The federal Tax Cuts and Jobs Act of 2017 (the Act) eliminated the full deductibility of state and local taxes (SALT) and capped deductions at $10,000. The law disproportionately hurts Democratic states like New York, where residents’ state and local taxes often exceed $10,000. To fight back, New York Assemblywoman Amy Paulin, who represents Scarsdale, proposed legislation that would make the full SALT deduction available to partnerships and other pass-through entities.
The proposal will be considered during the New York State legislative session this month.
As it stands now, the SALT cap only applies to deductions paid by individuals, but not by corporations. Since members or shareholders of partnerships typically pay income taxes individually, rather than at the entity level, they are subject to the SALT cap.
Paulin’s proposed legislation, however, would allow New York State partnerships and other pass-through business entities to elect to pay a tax to New York State, for which they would get a full federal deduction, with the tax payments offsetting the partners’ New York State income tax. This setup would be fiscally neutral to New York State, but would allow partners to take the full SALT deduction, which would otherwise be limited to $10,000 if the partners paid their income taxes directly to New York State.
Following passage of the Act in 2017, several states, including New Jersey and Connecticut, passed similar laws allowing pass-through entities to pay taxes at the entity level, and receive a credit on their state income taxes to offset it, which avoids the SALT cap. On Nov. 9, 2020, the IRS issued a notice which stated it would allow this arrangement to apply to tax payments made on or after that date.
“This is an opportunity that should not be missed,” said Paulin. “Now that the IRS has approved the taxation structure for partnerships and pass-through entities, we should quickly pass my bill and give much needed relief to New Yorkers who have been disproportionately affected by the SALT cap.”
The legislation will provide a “common-sense benefit” to New Yorkers, she added, and at no cost to New York State for the 2021 tax year.
In 2018, Paulin authored and passed a law that allowed deductions for contributions to charitable reserve funds in order to give relief to residents who had just lost the SALT deduction. The law gave counties, local governments and public school districts the option to authorize a real property tax credit of up to 95% of the amount of a property owner’s monetary contribution to the reserve funds.

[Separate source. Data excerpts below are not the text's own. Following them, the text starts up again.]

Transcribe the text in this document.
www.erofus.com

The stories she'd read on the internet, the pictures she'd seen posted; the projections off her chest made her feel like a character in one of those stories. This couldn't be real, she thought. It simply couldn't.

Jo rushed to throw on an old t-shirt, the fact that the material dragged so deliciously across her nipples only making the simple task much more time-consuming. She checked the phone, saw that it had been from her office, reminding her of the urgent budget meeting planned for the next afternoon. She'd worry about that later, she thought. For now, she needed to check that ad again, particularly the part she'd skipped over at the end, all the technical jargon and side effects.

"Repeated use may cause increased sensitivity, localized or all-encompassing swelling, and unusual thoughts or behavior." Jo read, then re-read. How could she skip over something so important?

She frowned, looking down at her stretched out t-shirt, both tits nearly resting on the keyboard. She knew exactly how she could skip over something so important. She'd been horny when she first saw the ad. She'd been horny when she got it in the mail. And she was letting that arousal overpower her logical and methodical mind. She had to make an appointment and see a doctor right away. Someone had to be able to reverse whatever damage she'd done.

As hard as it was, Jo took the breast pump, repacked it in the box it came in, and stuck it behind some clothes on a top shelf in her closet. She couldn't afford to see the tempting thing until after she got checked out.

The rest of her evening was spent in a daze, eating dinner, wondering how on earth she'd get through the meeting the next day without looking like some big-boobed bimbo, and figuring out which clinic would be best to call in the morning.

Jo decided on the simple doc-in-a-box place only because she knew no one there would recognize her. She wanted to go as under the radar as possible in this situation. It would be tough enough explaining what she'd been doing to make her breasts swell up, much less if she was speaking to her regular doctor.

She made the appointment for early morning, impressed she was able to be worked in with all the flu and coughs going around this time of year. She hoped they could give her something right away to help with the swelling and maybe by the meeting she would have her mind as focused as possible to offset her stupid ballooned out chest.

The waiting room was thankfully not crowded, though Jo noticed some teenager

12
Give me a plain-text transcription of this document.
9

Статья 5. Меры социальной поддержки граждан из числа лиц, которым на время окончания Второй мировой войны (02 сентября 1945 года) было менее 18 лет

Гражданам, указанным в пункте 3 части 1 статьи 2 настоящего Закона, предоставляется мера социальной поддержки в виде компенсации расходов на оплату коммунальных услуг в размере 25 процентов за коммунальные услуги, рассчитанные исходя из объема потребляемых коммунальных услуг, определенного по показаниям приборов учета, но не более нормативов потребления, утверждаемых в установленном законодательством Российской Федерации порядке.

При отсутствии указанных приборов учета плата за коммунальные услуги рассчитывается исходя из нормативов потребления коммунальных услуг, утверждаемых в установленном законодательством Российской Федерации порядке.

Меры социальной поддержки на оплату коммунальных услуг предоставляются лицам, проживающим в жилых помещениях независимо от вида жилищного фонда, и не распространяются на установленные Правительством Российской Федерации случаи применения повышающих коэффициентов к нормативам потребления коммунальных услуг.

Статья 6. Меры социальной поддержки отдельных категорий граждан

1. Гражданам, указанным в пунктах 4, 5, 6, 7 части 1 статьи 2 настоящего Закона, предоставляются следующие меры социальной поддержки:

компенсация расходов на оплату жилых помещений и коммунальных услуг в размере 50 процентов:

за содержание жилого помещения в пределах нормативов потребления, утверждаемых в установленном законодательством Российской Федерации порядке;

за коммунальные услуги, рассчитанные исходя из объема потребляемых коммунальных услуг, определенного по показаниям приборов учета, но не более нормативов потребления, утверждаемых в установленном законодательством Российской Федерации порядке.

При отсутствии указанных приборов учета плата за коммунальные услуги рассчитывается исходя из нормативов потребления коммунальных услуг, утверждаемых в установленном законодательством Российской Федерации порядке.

Later in 2018, however, the IRS issued regulations denying that a taxpayer who makes a contribution to a charitable reserve fund could receive a state or local tax credit. A subsequent IRS notice then announced that businesses would be entitled to a full deduction for their contributions, creating an “arbitrary distinction,” Paulin said, between contributions made by businesses, whose full deductibility was preserved, and contributions made by individuals, which were not.
In response to the IRS’s regulations and conflicting positions on charitable reserve funds, Paulin formed and chaired a coalition of counties, cities, towns, villages and school districts in New York, called the Coalition for the Charitable Contribution Deduction (3CD). She filed a letter with and testified before the Treasury Department and the IRS, requesting the withdrawal of the proposed regulations under the Act which denied a full charitable deduction for donations from individuals to the charitable funds.
In 2019, working with the village of Scarsdale, a lawsuit was filed against the IRS, with the village of Scarsdale acting as plaintiff, seeking to overturn the IRS regulations as “arbitrary and capricious, and therefore invalid.”
Paulin has continued to take the lead role in the initiative, asserting that taxpayers should be entitled to the full charitable deduction for their donations to charitable reserve funds and similar vehicles. The lawsuit is ongoing.
“Together with the 3CD, we are hopeful that the IRS will issue new regulations that conform to established law and internal IRS rulings,” said Paulin, “and we are continuing our challenge to the regulations in federal court.”
Paulin said it’s “critically important” to take action to help minimize the SALT cap’s impact on residents, many of whom are struggling financially due to the pandemic.
“The establishment of charitable reserve funds to give a SALT deduction to individual residents, and the allowance of a SALT deduction for partnerships and pass-throughs, would provide tax relief to many New Yorkers right now, at a time when they need it the most.”